Here, the charge of statutory rape in the first degree technically failed to notify the defendant of the nonmarriage requirement of indecent liberties. However, the defendant had ample notice of the possibility that he could be convicted of indecent liberties and ample opportunity to fully defend himself against that charge.
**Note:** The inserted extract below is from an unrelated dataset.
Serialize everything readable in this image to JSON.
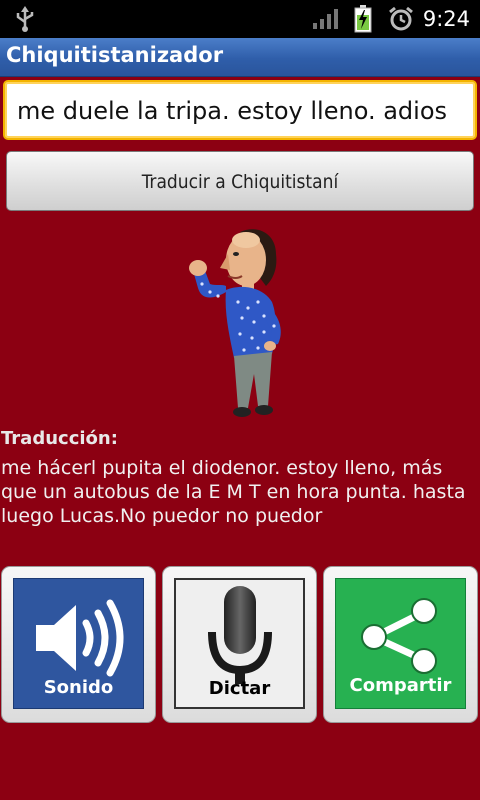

While the charge of statutory rape in the first degree did fail to expressly notify the defendant of the non-marriage element of indecent liberties, this omission was harmless beyond a reasonable doubt.
Bailey, 787 P.2d at 1382-83 (footnotes omitted).
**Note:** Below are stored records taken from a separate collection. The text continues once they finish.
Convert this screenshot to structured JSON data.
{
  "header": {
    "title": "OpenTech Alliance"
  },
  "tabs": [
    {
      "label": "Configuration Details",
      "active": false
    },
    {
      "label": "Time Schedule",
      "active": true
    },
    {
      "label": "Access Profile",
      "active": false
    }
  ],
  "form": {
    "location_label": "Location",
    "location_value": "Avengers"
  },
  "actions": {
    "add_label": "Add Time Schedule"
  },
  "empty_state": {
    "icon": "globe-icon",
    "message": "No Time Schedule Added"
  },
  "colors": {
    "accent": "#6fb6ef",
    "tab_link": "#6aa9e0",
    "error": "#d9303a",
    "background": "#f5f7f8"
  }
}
In California, the rule is that when a defendant fails to object to instructions on an offense, purportedly a lesser included offense but which is not, his failure to object constitutes “an implied consent to the jury’s consideration of the lesser relat*1394ed offense and a waiver of any objection based on lack of notice.” People v. Toro, 47 Cal.3d 966, 766 P.2d 577, 584, 254 Cal.Rptr. 811 (1989) (footnote omitted). Other California cases encompass similar holdings. E.g., People v. Rasher, 3 Cal.App.3d 798, 83 Cal.Rptr. 724 (1970); People v. Hensel, 233 Cal.App.2d 834, 43 Cal.Rptr. 865, cert. denied, 382 U.S. 942, 86 S.Ct. 396, 15 L.Ed.2d 351 (1965). Because of the development of this rule in California, it does not appear that the law-of-the-case proposition is in vogue there.

I am satisfied that either the law-of-the-case rule, coupled with waiver of the claim of error, or the rule of implied consent to amendment of the charge suffices to justify the affirmance of Derksen’s conviction. Both rules are rational and have value in the administration of criminal law. I would adopt both rules for Wyoming and in future cases apply the one most appropriate to the circumstances of the particular case, unless both fit that case.

I would affirm Derksen’s conviction.